Wednesday, June 12, 2019

What It Means - Day 86

When I'm teaching Aesthetic Expressions and we're getting ready to discuss Muslim art I'll sometimes ask the students to get out a sheet of paper and draw God, or at least their perception of the divine. After giving them a minute or two I suddenly add, "Oh, and you can't draw a human form." This leads to a combination of confusion and grumbling, although only from the students who haven't done the reading for the day (usually ch. 7 from Gombrich's The Story of Art). I'm trying to get the students to understand a number of things, among them how unconsciously hard-wired they are to the Renaissance sense of beauty and that there are actually many different aesthetic criteria guidelines (essentially, that there are many different interpretations of beauty). I also want them to understand how art reflects culture and religion and ideology, and in turn emphasizes culture and religion and ideology. Similarly, I will sometimes show these two images side by side and state that they're actually the same image, and ask them to argue the point pro and con. Islam, like Judaism and unlike Christianity, has a rule against representing God in a human form. Obviously, this provides a set of challenges, to which artists inside of the Muslim world have answered in three classic ways: calligraphy of verses from the Quran (and which is so stylized that it is sometimes difficult to sort out), images drawn from nature, and repeating geometric patterns.  The first choice is obvious,  and I'll talk more about that later, and the second and third are equally logical once you free your mind of the traditional rules that we don't even know we follow. Think back to the student I instruct to draw God and then refuse to allow them to use a human form; almost inevitably they find themselves relying upon something from nature. And, seriously, what better selection? There's a reason why the Quran, again and again, when the point is being made of the self-evident existence of God, cites nature. The repeating geometric patterns is a lovely metaphor for the logic, complexity and eternity of God.

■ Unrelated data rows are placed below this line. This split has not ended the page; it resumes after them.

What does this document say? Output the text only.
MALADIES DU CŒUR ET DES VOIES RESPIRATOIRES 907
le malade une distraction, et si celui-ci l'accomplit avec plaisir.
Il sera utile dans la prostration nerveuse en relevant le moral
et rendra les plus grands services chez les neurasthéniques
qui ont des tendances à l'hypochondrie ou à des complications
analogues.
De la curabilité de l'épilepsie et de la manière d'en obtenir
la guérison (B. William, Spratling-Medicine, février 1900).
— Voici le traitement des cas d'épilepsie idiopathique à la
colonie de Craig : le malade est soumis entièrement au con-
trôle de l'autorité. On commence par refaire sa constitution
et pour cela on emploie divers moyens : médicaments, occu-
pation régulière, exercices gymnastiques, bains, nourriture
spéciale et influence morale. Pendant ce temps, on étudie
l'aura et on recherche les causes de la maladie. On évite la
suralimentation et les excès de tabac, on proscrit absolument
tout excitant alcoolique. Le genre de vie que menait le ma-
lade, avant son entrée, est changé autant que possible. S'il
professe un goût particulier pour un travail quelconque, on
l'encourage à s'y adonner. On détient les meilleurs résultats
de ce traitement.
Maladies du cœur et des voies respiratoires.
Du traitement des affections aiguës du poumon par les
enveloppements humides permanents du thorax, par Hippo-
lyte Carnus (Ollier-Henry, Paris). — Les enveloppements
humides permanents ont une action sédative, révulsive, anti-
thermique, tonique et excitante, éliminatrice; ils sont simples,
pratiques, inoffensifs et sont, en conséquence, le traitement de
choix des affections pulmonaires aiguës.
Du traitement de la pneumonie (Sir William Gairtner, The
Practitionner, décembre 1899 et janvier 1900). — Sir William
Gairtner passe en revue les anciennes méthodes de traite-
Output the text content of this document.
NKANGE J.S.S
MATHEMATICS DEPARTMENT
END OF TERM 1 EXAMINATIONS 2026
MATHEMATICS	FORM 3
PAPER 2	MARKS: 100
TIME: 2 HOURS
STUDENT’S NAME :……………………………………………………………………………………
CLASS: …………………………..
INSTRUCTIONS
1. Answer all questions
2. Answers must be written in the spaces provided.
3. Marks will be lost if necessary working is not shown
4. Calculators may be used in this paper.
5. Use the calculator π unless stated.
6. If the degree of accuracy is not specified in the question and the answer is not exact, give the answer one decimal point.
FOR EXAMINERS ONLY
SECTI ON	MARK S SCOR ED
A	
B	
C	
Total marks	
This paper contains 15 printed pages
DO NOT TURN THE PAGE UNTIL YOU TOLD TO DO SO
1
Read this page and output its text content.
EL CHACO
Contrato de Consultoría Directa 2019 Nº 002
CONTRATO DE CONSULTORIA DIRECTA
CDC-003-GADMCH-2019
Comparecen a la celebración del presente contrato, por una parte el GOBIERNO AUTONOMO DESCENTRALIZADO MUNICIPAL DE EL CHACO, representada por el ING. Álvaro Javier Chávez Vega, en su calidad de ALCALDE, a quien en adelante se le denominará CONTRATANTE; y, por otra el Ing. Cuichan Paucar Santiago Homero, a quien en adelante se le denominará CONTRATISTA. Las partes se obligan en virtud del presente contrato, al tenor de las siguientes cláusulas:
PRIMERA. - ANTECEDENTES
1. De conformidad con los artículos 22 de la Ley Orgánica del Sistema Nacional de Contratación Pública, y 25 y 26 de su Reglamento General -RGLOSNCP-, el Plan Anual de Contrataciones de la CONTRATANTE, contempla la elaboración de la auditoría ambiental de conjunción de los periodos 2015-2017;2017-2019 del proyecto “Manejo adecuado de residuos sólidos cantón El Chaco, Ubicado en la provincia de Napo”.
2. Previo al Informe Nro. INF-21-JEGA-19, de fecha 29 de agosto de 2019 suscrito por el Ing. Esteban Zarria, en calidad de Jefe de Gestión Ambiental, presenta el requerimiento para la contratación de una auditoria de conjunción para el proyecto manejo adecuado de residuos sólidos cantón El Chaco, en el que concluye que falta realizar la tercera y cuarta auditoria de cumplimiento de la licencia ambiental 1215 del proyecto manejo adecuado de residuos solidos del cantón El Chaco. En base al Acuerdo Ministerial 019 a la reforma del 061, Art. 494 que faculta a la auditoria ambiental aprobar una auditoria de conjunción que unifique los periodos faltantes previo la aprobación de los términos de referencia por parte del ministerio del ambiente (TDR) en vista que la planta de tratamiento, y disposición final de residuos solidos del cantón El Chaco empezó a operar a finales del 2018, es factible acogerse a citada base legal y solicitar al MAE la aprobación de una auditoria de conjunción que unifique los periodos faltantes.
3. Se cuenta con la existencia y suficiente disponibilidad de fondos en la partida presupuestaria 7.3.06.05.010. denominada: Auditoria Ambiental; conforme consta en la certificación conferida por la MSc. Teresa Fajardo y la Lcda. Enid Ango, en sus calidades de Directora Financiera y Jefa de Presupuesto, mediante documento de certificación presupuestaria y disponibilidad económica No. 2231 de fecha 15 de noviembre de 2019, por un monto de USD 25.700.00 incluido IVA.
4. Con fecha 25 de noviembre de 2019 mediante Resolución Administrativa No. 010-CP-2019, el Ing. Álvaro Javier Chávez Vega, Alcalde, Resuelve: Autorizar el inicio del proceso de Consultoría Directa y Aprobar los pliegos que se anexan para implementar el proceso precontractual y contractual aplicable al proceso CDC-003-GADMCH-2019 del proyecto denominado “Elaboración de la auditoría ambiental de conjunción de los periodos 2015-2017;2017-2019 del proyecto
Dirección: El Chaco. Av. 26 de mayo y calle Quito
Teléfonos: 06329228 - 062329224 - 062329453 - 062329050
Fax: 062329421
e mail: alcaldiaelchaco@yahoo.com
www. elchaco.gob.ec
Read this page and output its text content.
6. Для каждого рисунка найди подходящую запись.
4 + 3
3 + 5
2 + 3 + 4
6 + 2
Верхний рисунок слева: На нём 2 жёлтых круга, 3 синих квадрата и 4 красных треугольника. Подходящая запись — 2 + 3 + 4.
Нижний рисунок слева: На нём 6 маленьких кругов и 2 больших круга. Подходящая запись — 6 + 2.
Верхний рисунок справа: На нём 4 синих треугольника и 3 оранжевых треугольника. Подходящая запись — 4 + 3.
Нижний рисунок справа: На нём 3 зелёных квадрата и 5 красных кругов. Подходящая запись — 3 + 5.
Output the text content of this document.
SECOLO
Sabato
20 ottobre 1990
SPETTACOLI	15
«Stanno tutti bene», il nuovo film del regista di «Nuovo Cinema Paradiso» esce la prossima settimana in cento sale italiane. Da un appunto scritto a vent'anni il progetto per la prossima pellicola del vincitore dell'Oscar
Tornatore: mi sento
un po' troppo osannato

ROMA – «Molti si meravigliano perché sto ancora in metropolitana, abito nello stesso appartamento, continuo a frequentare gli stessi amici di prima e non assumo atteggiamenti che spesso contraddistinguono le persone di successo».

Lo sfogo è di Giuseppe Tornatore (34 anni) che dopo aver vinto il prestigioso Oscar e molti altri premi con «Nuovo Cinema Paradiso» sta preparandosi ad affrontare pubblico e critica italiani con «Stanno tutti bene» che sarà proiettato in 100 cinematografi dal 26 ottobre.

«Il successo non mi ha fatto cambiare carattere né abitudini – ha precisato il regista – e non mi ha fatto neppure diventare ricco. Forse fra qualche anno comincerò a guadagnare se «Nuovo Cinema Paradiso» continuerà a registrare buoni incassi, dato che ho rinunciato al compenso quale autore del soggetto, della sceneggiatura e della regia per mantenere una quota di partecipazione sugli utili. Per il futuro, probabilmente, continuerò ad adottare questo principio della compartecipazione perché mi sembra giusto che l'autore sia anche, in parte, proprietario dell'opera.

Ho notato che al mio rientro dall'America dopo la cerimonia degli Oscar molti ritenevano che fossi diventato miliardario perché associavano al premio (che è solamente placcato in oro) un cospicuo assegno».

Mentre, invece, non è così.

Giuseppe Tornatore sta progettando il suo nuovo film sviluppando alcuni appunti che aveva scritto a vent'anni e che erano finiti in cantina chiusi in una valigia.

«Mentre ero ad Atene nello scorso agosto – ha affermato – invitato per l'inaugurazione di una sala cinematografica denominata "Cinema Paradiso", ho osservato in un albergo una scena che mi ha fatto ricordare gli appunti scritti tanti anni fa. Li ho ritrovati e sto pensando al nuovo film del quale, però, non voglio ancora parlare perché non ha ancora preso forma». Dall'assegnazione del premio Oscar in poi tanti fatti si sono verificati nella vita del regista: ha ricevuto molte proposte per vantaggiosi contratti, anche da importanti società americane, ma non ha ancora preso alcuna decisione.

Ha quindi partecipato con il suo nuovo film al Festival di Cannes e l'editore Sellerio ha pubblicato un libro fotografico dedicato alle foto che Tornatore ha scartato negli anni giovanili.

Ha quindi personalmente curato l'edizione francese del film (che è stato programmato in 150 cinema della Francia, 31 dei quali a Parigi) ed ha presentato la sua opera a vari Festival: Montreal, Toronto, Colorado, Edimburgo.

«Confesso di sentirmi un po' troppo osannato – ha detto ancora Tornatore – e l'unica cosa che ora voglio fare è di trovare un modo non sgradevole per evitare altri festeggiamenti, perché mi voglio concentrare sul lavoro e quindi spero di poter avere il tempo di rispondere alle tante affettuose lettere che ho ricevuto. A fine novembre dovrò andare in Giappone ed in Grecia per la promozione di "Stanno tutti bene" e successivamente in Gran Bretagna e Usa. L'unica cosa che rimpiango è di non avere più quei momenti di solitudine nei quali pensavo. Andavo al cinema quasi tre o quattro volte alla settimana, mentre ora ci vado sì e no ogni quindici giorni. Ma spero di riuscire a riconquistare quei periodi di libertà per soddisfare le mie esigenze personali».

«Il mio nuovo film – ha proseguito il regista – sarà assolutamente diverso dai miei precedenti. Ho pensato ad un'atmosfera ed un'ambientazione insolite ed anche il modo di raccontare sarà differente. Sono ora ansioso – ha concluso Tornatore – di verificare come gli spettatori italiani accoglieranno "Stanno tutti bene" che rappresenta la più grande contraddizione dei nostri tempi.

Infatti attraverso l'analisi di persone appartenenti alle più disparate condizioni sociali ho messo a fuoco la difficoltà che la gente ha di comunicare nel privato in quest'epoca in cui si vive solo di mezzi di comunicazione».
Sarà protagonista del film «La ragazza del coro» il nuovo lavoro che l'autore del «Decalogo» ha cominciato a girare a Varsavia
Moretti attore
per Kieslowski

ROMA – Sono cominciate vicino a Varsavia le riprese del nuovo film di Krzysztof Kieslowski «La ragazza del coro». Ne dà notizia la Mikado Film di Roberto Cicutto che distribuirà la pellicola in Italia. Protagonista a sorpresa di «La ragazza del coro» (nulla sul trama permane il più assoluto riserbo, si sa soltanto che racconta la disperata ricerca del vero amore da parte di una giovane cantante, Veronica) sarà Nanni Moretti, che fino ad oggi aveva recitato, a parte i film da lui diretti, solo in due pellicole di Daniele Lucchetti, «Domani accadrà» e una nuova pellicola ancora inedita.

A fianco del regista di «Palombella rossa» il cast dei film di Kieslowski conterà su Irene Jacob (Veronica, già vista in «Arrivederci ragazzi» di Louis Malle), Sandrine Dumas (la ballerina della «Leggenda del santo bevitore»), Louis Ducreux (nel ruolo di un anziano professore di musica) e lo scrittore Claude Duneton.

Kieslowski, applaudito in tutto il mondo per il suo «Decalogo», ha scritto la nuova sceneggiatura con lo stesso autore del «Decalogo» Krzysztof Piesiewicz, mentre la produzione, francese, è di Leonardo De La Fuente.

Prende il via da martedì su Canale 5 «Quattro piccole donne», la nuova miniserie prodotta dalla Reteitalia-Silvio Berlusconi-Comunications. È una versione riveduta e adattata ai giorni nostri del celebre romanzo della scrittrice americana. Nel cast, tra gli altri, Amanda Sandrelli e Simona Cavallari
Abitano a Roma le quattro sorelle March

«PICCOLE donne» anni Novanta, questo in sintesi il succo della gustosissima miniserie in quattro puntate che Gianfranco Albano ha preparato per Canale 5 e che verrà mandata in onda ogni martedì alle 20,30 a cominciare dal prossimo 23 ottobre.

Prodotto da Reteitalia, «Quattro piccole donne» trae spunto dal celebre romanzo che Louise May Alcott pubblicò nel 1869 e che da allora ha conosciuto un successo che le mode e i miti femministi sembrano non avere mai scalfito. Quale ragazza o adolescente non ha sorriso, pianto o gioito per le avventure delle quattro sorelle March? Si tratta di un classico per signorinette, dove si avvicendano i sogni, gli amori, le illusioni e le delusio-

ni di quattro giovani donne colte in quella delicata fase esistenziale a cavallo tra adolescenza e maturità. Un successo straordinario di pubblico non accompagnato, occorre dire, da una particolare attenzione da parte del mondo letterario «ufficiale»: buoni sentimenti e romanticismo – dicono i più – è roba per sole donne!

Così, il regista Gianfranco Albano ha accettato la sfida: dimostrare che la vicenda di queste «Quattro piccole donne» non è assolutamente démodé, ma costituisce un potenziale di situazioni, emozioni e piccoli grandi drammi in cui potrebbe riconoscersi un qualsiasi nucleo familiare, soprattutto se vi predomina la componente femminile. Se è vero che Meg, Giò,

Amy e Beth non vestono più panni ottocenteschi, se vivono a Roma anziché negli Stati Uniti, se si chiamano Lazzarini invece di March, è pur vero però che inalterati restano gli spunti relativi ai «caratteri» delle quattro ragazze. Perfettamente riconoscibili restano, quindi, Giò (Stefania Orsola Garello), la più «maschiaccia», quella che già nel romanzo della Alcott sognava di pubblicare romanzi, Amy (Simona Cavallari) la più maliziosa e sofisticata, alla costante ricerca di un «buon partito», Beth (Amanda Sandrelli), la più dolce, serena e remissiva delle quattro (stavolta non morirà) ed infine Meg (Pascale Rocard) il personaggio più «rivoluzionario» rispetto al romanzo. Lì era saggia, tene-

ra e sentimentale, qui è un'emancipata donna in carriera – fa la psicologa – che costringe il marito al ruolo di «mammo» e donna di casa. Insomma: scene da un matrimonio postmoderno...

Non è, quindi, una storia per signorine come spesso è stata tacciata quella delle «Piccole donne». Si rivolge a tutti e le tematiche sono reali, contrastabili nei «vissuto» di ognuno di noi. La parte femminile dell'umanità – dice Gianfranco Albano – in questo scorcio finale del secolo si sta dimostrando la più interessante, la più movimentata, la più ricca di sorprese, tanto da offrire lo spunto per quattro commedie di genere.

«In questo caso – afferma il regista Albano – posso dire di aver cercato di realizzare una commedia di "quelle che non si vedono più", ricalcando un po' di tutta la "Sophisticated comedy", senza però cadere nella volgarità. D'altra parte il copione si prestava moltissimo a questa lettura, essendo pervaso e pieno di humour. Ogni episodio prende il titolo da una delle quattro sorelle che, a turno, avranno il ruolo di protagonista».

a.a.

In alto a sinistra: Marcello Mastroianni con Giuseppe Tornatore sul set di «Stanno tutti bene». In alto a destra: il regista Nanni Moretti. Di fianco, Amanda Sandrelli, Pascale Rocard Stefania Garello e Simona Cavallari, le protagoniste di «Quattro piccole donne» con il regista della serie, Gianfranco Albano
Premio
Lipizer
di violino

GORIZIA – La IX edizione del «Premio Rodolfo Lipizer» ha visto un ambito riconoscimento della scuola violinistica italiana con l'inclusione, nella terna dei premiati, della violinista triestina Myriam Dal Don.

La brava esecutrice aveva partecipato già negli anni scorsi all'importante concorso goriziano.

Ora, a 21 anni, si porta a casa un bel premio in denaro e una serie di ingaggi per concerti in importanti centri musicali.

Now, as a grey-haired bearded dude I can see the obvious advantages of representing God as a grey-haired bearded dude as Michelangelo famously did in the Sistine Chapel, but there is a danger in that. As the old Daoist saying reminds us, once you define something as beautiful you create ugliness. In this sense, anything that is not a grey-haired bearded dude is "the other," and the very definition of less than divine.

Here is one little corner of a famous mosque in Iran (thank, ArtStor) and it shows the classic aspects of Muslim art: Quranic calligraphy, images from nature, and repeating geometric patterns. If you're on the outside looking in the admonition against representing God with the human form appears limiting, but in other ways it's remarkably freeing and inspires a universe of creativity.